What you need to know:
- Former principal accountant at OPM is challenging his conviction and sentence.
The former principal accountant in the Office of the Prime Minister, Geoffrey Kazinda, has taken on the Ugandan government seeking to challenge several prosecutions and convictions of the Anti-corruption Court and the Court of Appeal regarding fraud-related charges.
Kazinda, who is currently at Luzira prison, filed a case by way of reference before the East African Court of Justice.
Kazinda is seeking several declarations that the actions, proceedings, and decisions of the Court of Appeal delivered in 2020 are unlawful and infringed on the fundamental and operational principles of the East African Community.
He adds that the actions of Ugandan courts infringe on good governance, adherence to the principles of democracy, rule of law, and accountability that are provided for in the EAC Treaty.
In the case against the Attorney General of Uganda, Kazinda is also asking the regional court to issue an order annulling the decisions of the Court of Appeal in Uganda and the Anti-Corruption Court.
Court documents show that the Inspector General of Government (IGG) investigated and prosecuted cases of illicit enrichment in which Kazinda was convicted before the Anti-Corruption Court and his property was also confiscated.
In March 2022, the Court of Appeal dismissed Kazinda’s appeal challenging his conviction and sentence, leading to his petition at the regional court.
The IGG also applied to be joined as a party to Kazinda’s case at the regional court.
But a five-member panel of judges dismissed with costs the application by the IGG, reasoning that the Ugandan government ombudsman is not an institution or organ of the EAC as envisaged under Article 30 and Article 9 of the community’s treaty.
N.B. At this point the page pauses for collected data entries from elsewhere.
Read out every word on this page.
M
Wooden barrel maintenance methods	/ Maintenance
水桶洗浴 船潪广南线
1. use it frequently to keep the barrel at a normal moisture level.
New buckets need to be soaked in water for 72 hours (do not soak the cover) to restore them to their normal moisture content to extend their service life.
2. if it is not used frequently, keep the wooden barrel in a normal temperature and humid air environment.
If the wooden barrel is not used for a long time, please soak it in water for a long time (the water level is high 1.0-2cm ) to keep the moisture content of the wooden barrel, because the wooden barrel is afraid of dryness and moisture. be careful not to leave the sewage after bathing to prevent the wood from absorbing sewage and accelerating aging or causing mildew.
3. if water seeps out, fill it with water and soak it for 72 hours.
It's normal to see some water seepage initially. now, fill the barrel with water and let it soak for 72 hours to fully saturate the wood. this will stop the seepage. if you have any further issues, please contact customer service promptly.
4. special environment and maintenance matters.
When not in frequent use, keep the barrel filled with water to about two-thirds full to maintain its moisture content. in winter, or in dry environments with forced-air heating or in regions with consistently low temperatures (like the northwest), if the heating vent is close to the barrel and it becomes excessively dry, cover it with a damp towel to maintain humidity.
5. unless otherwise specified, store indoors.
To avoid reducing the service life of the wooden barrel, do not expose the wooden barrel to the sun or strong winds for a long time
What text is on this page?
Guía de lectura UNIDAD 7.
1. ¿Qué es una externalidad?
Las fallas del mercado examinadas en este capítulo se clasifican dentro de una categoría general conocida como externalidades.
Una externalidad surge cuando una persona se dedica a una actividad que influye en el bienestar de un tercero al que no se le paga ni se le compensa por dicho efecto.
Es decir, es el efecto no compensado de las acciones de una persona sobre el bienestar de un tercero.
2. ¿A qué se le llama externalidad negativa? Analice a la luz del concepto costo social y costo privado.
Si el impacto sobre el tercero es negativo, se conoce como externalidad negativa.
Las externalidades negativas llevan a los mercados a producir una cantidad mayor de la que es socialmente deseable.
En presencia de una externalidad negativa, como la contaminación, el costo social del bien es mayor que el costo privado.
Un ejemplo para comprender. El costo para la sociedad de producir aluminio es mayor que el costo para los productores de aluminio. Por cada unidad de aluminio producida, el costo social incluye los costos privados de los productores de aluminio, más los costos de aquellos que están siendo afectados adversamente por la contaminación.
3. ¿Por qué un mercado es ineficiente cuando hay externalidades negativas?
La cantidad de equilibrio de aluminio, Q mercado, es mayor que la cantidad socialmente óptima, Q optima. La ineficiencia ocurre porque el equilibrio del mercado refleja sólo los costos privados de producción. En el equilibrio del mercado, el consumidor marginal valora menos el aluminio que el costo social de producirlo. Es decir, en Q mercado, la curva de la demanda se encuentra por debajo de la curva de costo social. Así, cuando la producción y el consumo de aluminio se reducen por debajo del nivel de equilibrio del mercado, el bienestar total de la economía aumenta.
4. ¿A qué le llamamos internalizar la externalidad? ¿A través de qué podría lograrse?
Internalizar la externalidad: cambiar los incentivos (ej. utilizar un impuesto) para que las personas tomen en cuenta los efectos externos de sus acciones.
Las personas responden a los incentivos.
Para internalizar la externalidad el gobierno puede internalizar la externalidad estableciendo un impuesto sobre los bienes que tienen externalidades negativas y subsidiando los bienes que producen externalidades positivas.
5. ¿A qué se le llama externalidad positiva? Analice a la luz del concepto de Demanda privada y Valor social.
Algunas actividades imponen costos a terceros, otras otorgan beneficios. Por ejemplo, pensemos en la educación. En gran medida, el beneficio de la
Led by Principal Judge Yohane B. Masara, the court held on November 23, 2023 that the IGG has no international legal personality and therefore,cannot be held responsible for the government of Uganda’s acts or omissions under the regional Treaty.
“The actions of the applicant (IGG) can, therefore, only be challenged in this court through the Attorney General as the applicant does not personally fall within the purview of the Treaty. She cannot be joined as a respondent to any proceedings before this court and the court has no jurisdiction over her in that context,” the regional court ruled.
“The Inspectorate of Government, hereby, withdraws the notice of Appeal and its intention to proceed with any further appeal processes in the matter with immediate effect,” reads part of the IGG’s December 21,2023 notice, in response to the court ruling.
According to the notice, the Inspectorate of Government filed a notice of appeal requesting the record of proceedings, the ruling, and the order to enable the preparation of the memorandum of appeal.
These events followed a July 2020 Constitutional Court ruling, which directed the Anticorruption Court to discharge Kazinda in all cases and any future cases whose offenses are founded on facts regarding his tenure as principal accountant at OPM.
The court also prohibited the State from using any process of the court to initiate and prosecute Kazinda for any offenses similar in character or founded on the same facts whatsoever arising out of or in connection with his former employment as principal accountant in the OPM.
The court observed that Kazinda was not accorded adequate time to prepare his defence, and faced an average of one completed case per year or three recurrent trials per year.
Despite the 2020 Constitutional Court decision and orders, the Anti-Corruption Court continued with the trial in which Kazinda was convicted and sentenced to 25 years imprisonment.
The case awaits hearing and determination before the Court of Appeal.